The article challenges the notion of diamond engagement rings as romantic symbols and argues that they are outdated and unappealing. They criticize the tradition's associations with ownership, status, and the transfer of family wealth, characterizing it as antiquated and "icky." The author suggests that modern society no longer adheres to practices like pinning or proclaiming the banns and emphasizes the diminishing relevance of dowries. The argument is made that marriage today is based on mutual affection and a commitment to care for one another, rather than the ability of a man to provide for a woman.

The author shares a personal anecdote of receiving an emerald engagement ring instead of a diamond ring, expressing a preference for unconventional choices. They describe rings as limiting and impractical, highlighting concerns about protecting fingers and hindering daily activities. The author questions why engagement rings continue to thrive despite the expectation that sensible modern individuals would abandon them.

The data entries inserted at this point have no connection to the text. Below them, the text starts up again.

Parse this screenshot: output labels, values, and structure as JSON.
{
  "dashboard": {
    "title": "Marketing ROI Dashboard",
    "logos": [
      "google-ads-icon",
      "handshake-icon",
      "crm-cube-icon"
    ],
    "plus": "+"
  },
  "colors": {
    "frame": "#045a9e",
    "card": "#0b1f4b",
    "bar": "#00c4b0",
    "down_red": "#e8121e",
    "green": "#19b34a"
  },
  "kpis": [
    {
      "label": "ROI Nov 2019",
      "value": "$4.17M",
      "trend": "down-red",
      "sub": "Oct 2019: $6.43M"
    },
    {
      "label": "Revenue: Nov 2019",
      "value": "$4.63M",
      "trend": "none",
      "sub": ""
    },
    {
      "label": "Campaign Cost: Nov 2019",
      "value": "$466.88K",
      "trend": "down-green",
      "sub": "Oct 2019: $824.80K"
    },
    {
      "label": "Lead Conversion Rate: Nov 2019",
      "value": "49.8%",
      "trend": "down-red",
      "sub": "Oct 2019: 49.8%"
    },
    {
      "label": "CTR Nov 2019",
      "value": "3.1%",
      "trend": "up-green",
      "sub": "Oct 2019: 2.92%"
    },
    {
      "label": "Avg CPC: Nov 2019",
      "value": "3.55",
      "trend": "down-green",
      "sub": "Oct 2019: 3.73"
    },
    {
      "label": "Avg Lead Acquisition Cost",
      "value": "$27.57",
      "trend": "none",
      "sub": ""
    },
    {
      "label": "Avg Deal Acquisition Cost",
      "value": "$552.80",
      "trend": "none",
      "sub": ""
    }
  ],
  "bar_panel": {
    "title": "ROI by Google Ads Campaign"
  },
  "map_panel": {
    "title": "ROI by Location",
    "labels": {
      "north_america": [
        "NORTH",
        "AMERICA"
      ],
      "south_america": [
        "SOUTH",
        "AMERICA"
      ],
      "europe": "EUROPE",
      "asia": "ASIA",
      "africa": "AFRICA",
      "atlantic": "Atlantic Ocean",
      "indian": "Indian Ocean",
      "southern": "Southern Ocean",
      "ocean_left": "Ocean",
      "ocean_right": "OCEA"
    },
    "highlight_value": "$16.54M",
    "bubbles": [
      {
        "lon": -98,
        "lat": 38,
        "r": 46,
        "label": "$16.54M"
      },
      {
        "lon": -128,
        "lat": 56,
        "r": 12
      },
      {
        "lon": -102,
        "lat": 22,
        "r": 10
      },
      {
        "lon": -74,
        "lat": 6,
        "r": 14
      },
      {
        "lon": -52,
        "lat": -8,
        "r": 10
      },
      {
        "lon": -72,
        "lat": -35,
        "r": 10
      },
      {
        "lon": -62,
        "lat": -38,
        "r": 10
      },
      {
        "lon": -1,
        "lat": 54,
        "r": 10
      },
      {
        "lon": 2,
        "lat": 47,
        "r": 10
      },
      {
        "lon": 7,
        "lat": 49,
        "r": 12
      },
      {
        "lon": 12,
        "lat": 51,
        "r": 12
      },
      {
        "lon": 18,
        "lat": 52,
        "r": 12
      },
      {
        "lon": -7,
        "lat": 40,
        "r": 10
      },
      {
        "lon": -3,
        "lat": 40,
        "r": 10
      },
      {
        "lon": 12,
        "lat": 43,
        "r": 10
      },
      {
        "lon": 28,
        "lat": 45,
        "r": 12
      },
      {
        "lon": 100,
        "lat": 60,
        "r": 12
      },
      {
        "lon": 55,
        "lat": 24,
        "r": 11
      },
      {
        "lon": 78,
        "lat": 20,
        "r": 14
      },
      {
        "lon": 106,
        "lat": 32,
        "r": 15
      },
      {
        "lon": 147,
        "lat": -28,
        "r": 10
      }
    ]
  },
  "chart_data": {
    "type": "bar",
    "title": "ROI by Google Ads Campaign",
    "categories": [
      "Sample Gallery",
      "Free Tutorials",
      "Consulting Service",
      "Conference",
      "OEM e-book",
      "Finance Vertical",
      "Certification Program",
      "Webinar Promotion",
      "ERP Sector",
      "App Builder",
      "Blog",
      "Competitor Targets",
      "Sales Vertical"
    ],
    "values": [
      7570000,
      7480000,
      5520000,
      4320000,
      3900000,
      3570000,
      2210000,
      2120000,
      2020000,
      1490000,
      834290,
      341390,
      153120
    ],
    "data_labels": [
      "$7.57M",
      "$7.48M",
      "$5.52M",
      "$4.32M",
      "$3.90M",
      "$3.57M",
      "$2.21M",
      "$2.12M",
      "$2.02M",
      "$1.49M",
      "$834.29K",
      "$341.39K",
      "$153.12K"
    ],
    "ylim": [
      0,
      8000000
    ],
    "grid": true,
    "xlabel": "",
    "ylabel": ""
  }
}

The article acknowledges that it is not against the concept of engagement itself, but rather the current manufacturing and marketing of engagement rings. The author argues that they have lost their romantic and special significance, becoming wasteful and counterproductive to starting a lifetime partnership on the right foot.

Another aspect of the argument focuses on the evolving nature of marriage. With the majority of couples now living together before marriage and both partners likely having jobs and contributing financially, the author questions the imbalance in the tradition of only one person buying and wearing an engagement ring. The author challenges the notion that saving up a couple of months' salary demonstrates seriousness and marriageability, suggesting it may simply indicate the availability of credit.

The author contends that engagement rings can be a disincentive to marry, creating additional pressures on the proposer and reinforcing class distinctions in marriage. The article highlights declining marriage rates among different socioeconomic groups and questions the high financial barrier to entry for marriage. The author critiques the historical reasons behind engagement rings, including indicating a woman's status and compensating for a broken engagement, considering them preposterous and detrimental to the autonomy of women and the reliability of men.

Moreover, the article explores the economic aspects of engagement rings, pointing out their high cost and the significant drop in value once they leave the store. The author questions the disproportionate expenditure on engagement rings compared to wedding rings, emphasizing that the association between diamonds and lasting love was created by marketers less than a century ago.

Overall, the article presents a critical perspective on the tradition of diamond engagement rings, arguing that they are outdated, impractical, and associated with societal norms that are no longer relevant. It suggests that a shift in societal attitudes and priorities may be contributing to the decline in engagement ring sales observed by jewellery retailers.